Il ne suffit pas de savoir pour éviter les erreurs, insiste le Franck Renouard, docteur en chirurgie dentaire.
Lui qui était bon pilote d’hélicoptère s’est un jour retrouvé aux manettes d’un appareil qui s’est crashé. Il n’a eu de cesse, depuis, de décortiquer les mécanismes qui mènent aux erreurs. 50% des événements indésirables graves pourraient être évités si les choses étaient faites comme elles le devraient, a-t-il souligné.
Pourquoi ? « Le cerveau ne fonctionne pas comme on aimerait, poursuit-il. Il peut fonctionner sur un mode automatique, celui qui permet par exemple de conduire tout en parlant à quelqu’un, ou bien de façon beaucoup plus complexe pour trouver des solutions à des situations nouvelles. C’est alors le cerveau préfrontal qui est mobilisé. » Mais il ne peut de toute façon pas gérer plus d’une idée ou quatre à six éléments à la fois. Et il ne réagit pas de la même manière chez un novice que chez un expert.
Expérience
A connaissance égale, dans une situation de soin donnée, « le novice voit un problème là où l’expert trouve une solution », commente Franck Renouard. Le premier s’appuie d’abord sur ses connaissances et des règles apprises alors que le second mise sur son expérience acquise avec le temps et son intuition, étayées par ses connaissances.
Certes mais les décisions rationnelles qui émaneront de ces processus sont affectées dans certaines situations. « Sous l’effet du stress, de la fatigue ou de la pression temporelle, l’activité préfrontale est limitée ou inhibée », souligne le docteur en chirurgie.
Il peut en découler une “surconfiance”, une impression de routine ou une sous-estimation de la dangerosité qui font le lit des décisions erronées et donc des erreurs. Or « 80% de notre stress est endogène », rappelle Franck Renouard, il vient de l’intérieur et non de l’extérieur.
En France, face à une erreur commise, « on a tendance à chercher un coupable, poursuit-il. Il est parfois difficile de faire la différence entre la faute et l’erreur alors que c’est un point capital dans l’enseignement. C’est impossible de ne pas faire d’erreur ! Mais cela ne veut pas dire qu’il ne faut pas chercher à les éviter ou qu’il ne faut pas punir les fautes. »
Et le chirurgien de citer une brochure de l’Académie californienne des médecins de famille, qui présente une position pragmatique sur le sujet. « Des erreurs vont se produire (…).

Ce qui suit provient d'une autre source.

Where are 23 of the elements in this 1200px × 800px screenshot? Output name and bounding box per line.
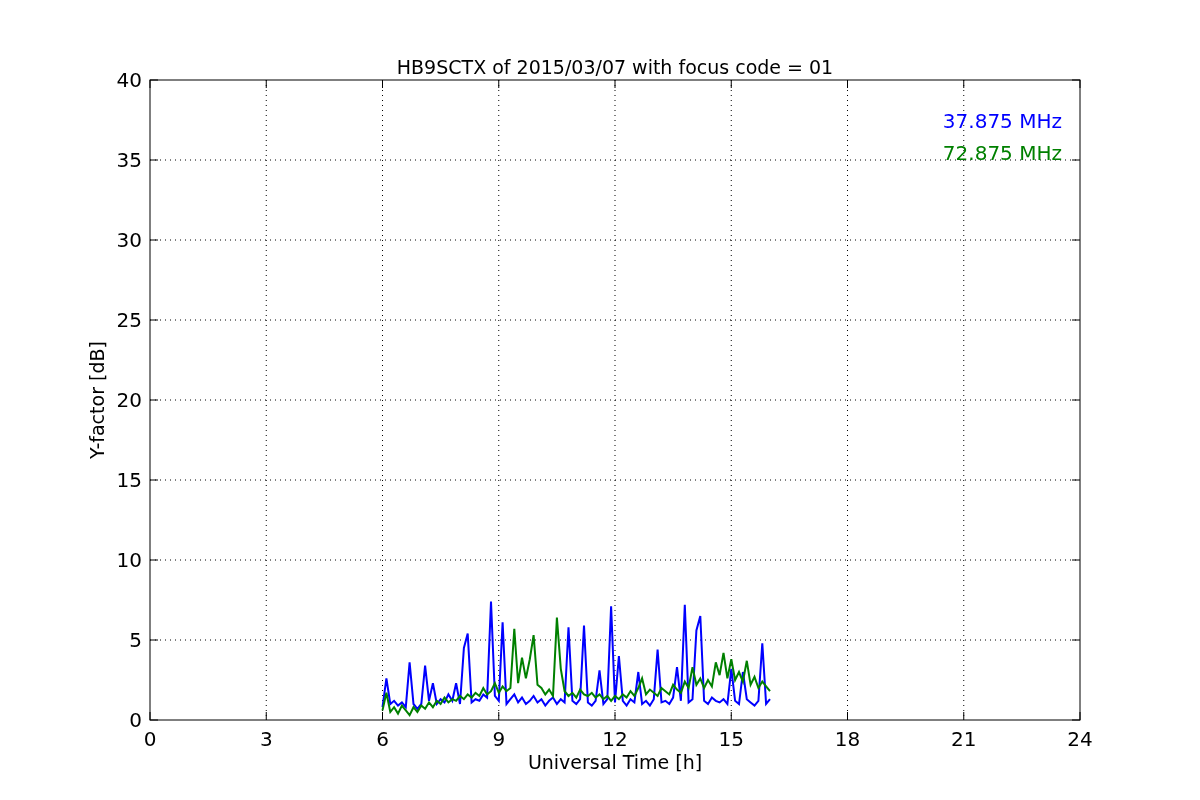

Comme on peut s’y attendre, il faut prévoir des dispositions pour les prévenir et les « absorber ». Les erreur ne sont pas synonymes de négligence (…). Créer une culture qui soutienne le fait de rapporter les erreurs est le point de départ dans la réduction des futures erreurs médicales. »
Culture juste
Certains établissements ont adopté cette posture, que Franck Renouard appelle « culture juste ». Elle consiste, à l’APHP par exemple, à inviter les professionnels de santé à signaler tout incident, accident ou erreur sans risque de sanction (sauf en cas de manquement délibéré aux règles de sécurité).
Elle engage également l’établissement à favoriser ces signalements, à promouvoir en cas d’événement indésirable lié aux soins (EIAS) une attitude éthique à l’égard des patients, de leurs proches, des personnels et équipes concernés et à développer une analyse systémique des EIAS.
Certes, une telle approche « remet en cause beaucoup de choses », sur le plan de l’autorité, notamment, souligne Franck Renouard. Mais selon lui c’est la seule qui permette de comprendre les mécanismes de survenue des erreurs et de les modifier pour empêcher qu’elles se reproduisent.